I swallowed. “I could sure use some of her outlook. Does she sell that here in the diner?”

Brad grinned. “No, but she could probably tell you where to get some.”

I felt my face turn red.

“Church,” Brad said quickly. “She goes to a really great church. I go to the same one, actually. Maybe you’d like to come with me Sunday?”

I shook my head. “Thanks, but no. I’m taking a spiritual hiatus. I have a lot of healing to do before I can head back to organized religion.”

“Then you’re taking a church hiatus. Nobody gets off the hook on the spiritual part. That’s just a part of being alive. You’re on a journey whether you want to be or not.”

“However you want to put it.”

Sam dropped our drinks in front of us and disappeared. I unwrapped the straw and started slurping, hoping to put an end to the discussion.

I watched Brad take the paper off his straw. I liked his hands. Wide across the palm with long, agile fingers.

Neither Walters sibling wore a wedding band, a quirky fact for two so attractive people. “How is it that you two have managed to stay single? Or were you married before?” I asked.

Brad looked in my eyes. “I’ve waited a lot of years to find the right bride.” He looked away. “Sam was married when she was young, but got dealt a dud. She hung in there longer than any of us thought she should. I think she’s still getting over the sting. But I have to say, I’ve never known anybody as happy to be single as Sam.”

Seeing Brad’s brotherly devotion to his little sis, I struggled with David’s accusations against him. How could this sweet, sister-loving guy be a big-time philanderer?

Of course, no one could, by simply looking at me, say, “There goes a grandma killer.” Unless they’d read about it in the papers.

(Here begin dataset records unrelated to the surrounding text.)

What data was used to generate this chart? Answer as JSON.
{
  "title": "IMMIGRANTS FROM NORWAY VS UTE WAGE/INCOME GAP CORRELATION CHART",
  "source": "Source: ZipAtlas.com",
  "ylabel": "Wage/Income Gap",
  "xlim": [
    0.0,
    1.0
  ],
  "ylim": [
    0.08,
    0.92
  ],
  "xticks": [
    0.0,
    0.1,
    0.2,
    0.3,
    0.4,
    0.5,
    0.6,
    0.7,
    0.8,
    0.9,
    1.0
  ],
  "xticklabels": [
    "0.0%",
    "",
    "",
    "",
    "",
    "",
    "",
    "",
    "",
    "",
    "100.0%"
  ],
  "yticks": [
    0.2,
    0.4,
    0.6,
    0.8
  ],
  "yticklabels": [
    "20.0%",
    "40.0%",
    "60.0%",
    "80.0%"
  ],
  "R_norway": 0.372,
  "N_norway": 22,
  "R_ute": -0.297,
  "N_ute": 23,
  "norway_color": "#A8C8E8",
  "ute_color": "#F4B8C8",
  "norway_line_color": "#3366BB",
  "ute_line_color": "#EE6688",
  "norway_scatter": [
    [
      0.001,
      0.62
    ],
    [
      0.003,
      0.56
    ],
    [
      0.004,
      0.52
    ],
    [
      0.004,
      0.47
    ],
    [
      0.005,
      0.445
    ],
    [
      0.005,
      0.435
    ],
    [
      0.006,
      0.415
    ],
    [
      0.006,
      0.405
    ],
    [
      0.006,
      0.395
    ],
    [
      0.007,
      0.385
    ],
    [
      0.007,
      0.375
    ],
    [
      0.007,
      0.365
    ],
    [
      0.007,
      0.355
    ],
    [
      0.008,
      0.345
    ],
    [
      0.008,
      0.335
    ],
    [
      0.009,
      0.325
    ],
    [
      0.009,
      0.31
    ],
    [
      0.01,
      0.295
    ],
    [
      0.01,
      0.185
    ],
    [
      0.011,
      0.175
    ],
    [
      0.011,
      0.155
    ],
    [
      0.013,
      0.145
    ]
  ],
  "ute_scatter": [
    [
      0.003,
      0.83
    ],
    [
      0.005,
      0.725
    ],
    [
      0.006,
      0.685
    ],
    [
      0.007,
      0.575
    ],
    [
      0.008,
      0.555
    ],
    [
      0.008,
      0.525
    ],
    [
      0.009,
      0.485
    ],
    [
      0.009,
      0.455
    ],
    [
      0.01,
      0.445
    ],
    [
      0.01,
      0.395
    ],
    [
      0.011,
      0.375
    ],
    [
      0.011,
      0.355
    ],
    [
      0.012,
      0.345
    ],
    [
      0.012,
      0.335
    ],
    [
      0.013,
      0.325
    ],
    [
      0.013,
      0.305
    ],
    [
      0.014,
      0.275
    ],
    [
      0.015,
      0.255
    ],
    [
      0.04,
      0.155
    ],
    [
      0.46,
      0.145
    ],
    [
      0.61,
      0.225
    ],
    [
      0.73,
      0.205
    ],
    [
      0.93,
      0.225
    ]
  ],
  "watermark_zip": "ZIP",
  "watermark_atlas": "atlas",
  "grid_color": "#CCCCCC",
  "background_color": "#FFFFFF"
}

Secrets. Everybody had them. Mine happened to be tough to keep.

But like Brad, some people out there excelled at keeping secrets. Such as the person who murdered Dietz and Cellar Dweller.

“So where do you call home, Tish?” Brad’s voice interrupted my brooding.

“Um . . .” His question stumped me. “I spent most of my youth in Walled Lake with Gram. But I guess if I think about it, home’s up north, where I was born.”

“Up north. Like Traverse City?” Brad asked.

I bit my tongue. I got really irritated with people who thought Michigan ended at the Straits of Mackinac.